La récente décision du ministère de l’Enseignement supérieur, universitaire et de la Recherche scientifique (ESU) de suspendre les activités académiques dans plusieurs établissements publics de Goma et Bukavu suscite un vif débat au sein de l’opinion.
Dans une tribune scientifique, l’acteur de la société civile Hervé Amani propose une analyse approfondie des implications juridiques, institutionnelles et sociopolitiques de cette mesure prise dans un contexte de perte de contrôle territorial par l’État congolais.
Dès l’entame, l’auteur pose une question fondamentale : la perte d’un territoire implique-t-elle également l’abandon de sa population ? Pour lui, la suspension des activités universitaires apparaît comme une réponse discutable face à une situation déjà critique.
Alors que l’État est censé garantir la continuité des services publics, cette décision semble plutôt marquer un retrait supplémentaire, notamment dans un secteur aussi stratégique que l’éducation.Sur le plan juridique, la tribune reconnaît que l’État peut, en période de conflit, adopter des mesures exceptionnelles pour protéger les personnes et les infrastructures.
Toutefois, Hervé Amani estime que le cas de Goma et Bukavu ne justifie pas nécessairement une suspension totale des activités académiques. Selon lui, le véritable enjeu ne serait pas sécuritaire, mais plutôt institutionnel et financier.
En effet, les recettes académiques, notamment les frais payés par les étudiants, seraient désormais perçues par les autorités de fait contrôlant ces zones, ce qui poserait un problème de légitimité pour le gouvernement central.

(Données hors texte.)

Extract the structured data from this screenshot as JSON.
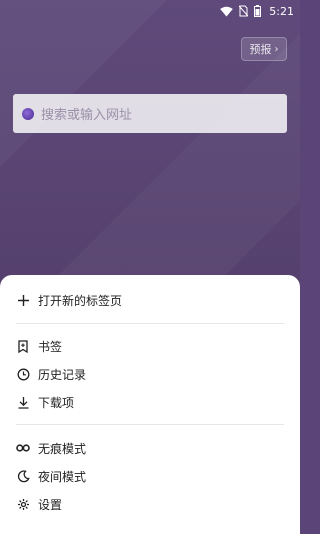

Cependant, l’auteur met en garde contre une réponse qui pénalise directement les étudiants, les enseignants et les institutions, alors même qu’ils ne sont pas responsables de la situation. Il souligne que la suspension ne supprimera pas la demande d’éducation supérieure.
Au contraire, elle risque de provoquer un déplacement des étudiants vers des établissements privés ou vers l’étranger, sans pour autant empêcher les flux financiers d’alimenter indirectement les autorités de fait.L’analyse met également en lumière les conséquences académiques de cette décision.
En interrompant les activités universitaires publiques, l’État pourrait favoriser l’émergence d’un système éducatif parallèle.
Dans un contexte de guerre, le vide institutionnel n’est jamais neutre : il peut être rapidement occupé par d’autres structures capables d’organiser l’enseignement, d’encadrer les étudiants et, à terme, de délivrer leurs propres diplômes.
Une telle évolution représenterait un risque majeur pour l’unité du système éducatif congolais.
Au-delà des enjeux académiques, la tribune insiste sur les implications sociopolitiques. La suspension des universités pourrait accentuer le sentiment d’abandon ressenti par les populations de l’Est. Déjà fragilisée par la guerre, la jeunesse risque de se retrouver privée de perspectives, ce qui pourrait favoriser la radicalisation ou l’adhésion à des discours hostiles à l’État.
Pour Hervé Amani, une population abandonnée puis sanctionnée peut finir par perdre toute confiance envers les institutions nationales.
L’auteur identifie également plusieurs risques stratégiques majeurs liés à cette décision : la déscolarisation universitaire, la fuite des cerveaux, la création d’un système éducatif parallèle, la radicalisation de la jeunesse et, enfin, l’affaiblissement de la légitimité de l’État.
À long terme, ces dynamiques pourraient même alimenter les craintes de fragmentation territoriale ou de balkanisation du pays.
Face à ces enjeux, la tribune appelle à une approche plus réfléchie et proportionnée. Plutôt que de suspendre les activités universitaires, l’État devrait rechercher des mécanismes alternatifs permettant de maintenir la continuité éducative tout en limitant les dérives institutionnelles et financières.
L’éducation, rappelle l’auteur en s’appuyant sur les principes défendus par l’UNESCO, constitue un facteur essentiel de stabilité, de cohésion sociale et de résilience en période de crise.En conclusion, Hervé Amani plaide pour une stratégie qui privilégie le maintien du lien entre l’État et sa population, notamment à travers l’université.
Car, au-delà du contrôle territorial, c’est aussi par la présence dans la vie quotidienne des citoyens que se mesure la souveraineté d’un État.
Dans un contexte de guerre, préserver l’éducation apparaît ainsi comme une des formes les plus durables et les plus intelligentes de défense de la République.